Faquih Tariq, van Smeden Maarten, Luo Jiao, le Cessie Saskia, Kastenmüller Gabi, Krumsiek Jan, Noordam Raymond, van Heemst Diana, Rosendaal Frits R, van Hylckama Vlieg Astrid, Willems van Dijk Ko, Mook-Kanamori Dennis O
Department of Clinical Epidemiology, Leiden University Medical Center, Postal Zone C7-P, PO Box 9600, 2300 RC Leiden, The Netherlands.
Julius Center for Health Sciences and Primary Care, University Medical Centre Utrecht, Utrecht University, 8, 3584 Utrecht, The Netherlands.
Metabolites. 2020 Nov 26;10(12):486. doi: 10.3390/metabo10120486.
Metabolomics studies have seen a steady growth due to the development and implementation of affordable and high-quality metabolomics platforms. In large metabolite panels, measurement values are frequently missing and, if neglected or sub-optimally imputed, can cause biased study results.
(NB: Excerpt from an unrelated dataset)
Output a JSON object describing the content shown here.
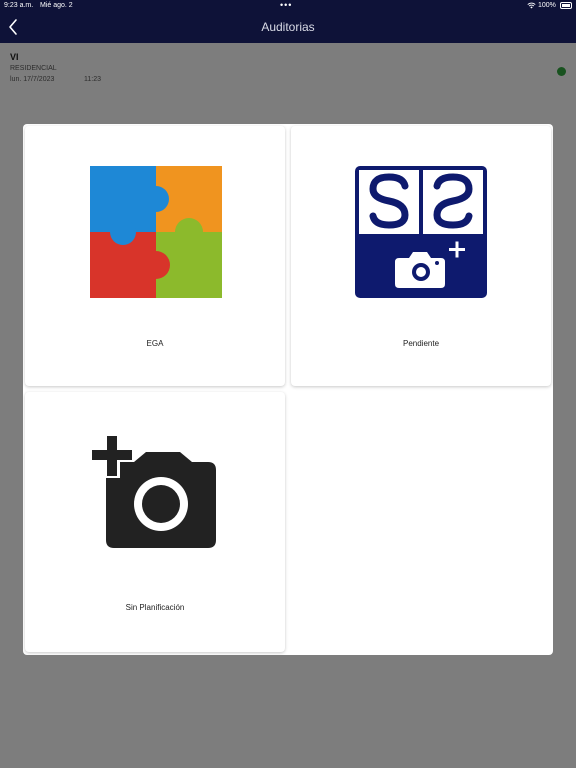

We provided a publicly available, user-friendly script to streamline the imputation of missing endogenous, unannotated, and xenobiotic metabolites. We evaluated the multivariate imputation by chained equations (MICE) and k-nearest neighbors (kNN) analyses implemented in our script by simulations using measured metabolites data from the Netherlands Epidemiology of Obesity (NEO) study ( = 599). We simulated missing values in four unique metabolites from different pathways with different correlation structures in three sample sizes (599, 150, 50) with three missing percentages (15%, 30%, 60%), and using two missing mechanisms (completely at random and not at random). Based on the simulations, we found that for MICE, larger sample size was the primary factor decreasing bias and error. For kNN, the primary factor reducing bias and error was the metabolite correlation with its predictor metabolites. MICE provided consistently higher performance measures particularly for larger datasets ( > 50). In conclusion, we presented an imputation workflow in a publicly available script to impute untargeted metabolomics data. Our simulations provided insight into the effects of sample size, percentage missing, and correlation structure on the accuracy of the two imputation methods.
由于经济实惠且高质量的代谢组学平台的开发与应用,代谢组学研究呈现出稳步增长的态势。在大型代谢物面板中,测量值常常缺失,如果被忽视或插补方法欠佳,可能会导致有偏差的研究结果。我们提供了一个公开可用且用户友好的脚本,以简化对内源性、未注释和外源性代谢物缺失值的插补。我们通过使用来自荷兰肥胖流行病学(NEO)研究(n = 599)的实测代谢物数据进行模拟,评估了我们脚本中实现的链式方程多元插补(MICE)和k近邻(kNN)分析。我们在三种样本量(599、150、50)、三种缺失百分比(15%、30%、60%)的情况下,使用两种缺失机制(完全随机和非随机),对来自不同途径且具有不同相关结构的四种独特代谢物模拟缺失值。基于模拟结果,我们发现对于MICE而言,较大的样本量是降低偏差和误差的主要因素。对于kNN,降低偏差和误差的主要因素是代谢物与其预测代谢物之间的相关性。MICE尤其在较大数据集(n > 50)时提供了始终更高的性能指标。总之,我们在一个公开可用的脚本中展示了一种插补工作流程,用于插补非靶向代谢组学数据。我们的模拟深入了解了样本量、缺失百分比和相关结构对两种插补方法准确性的影响。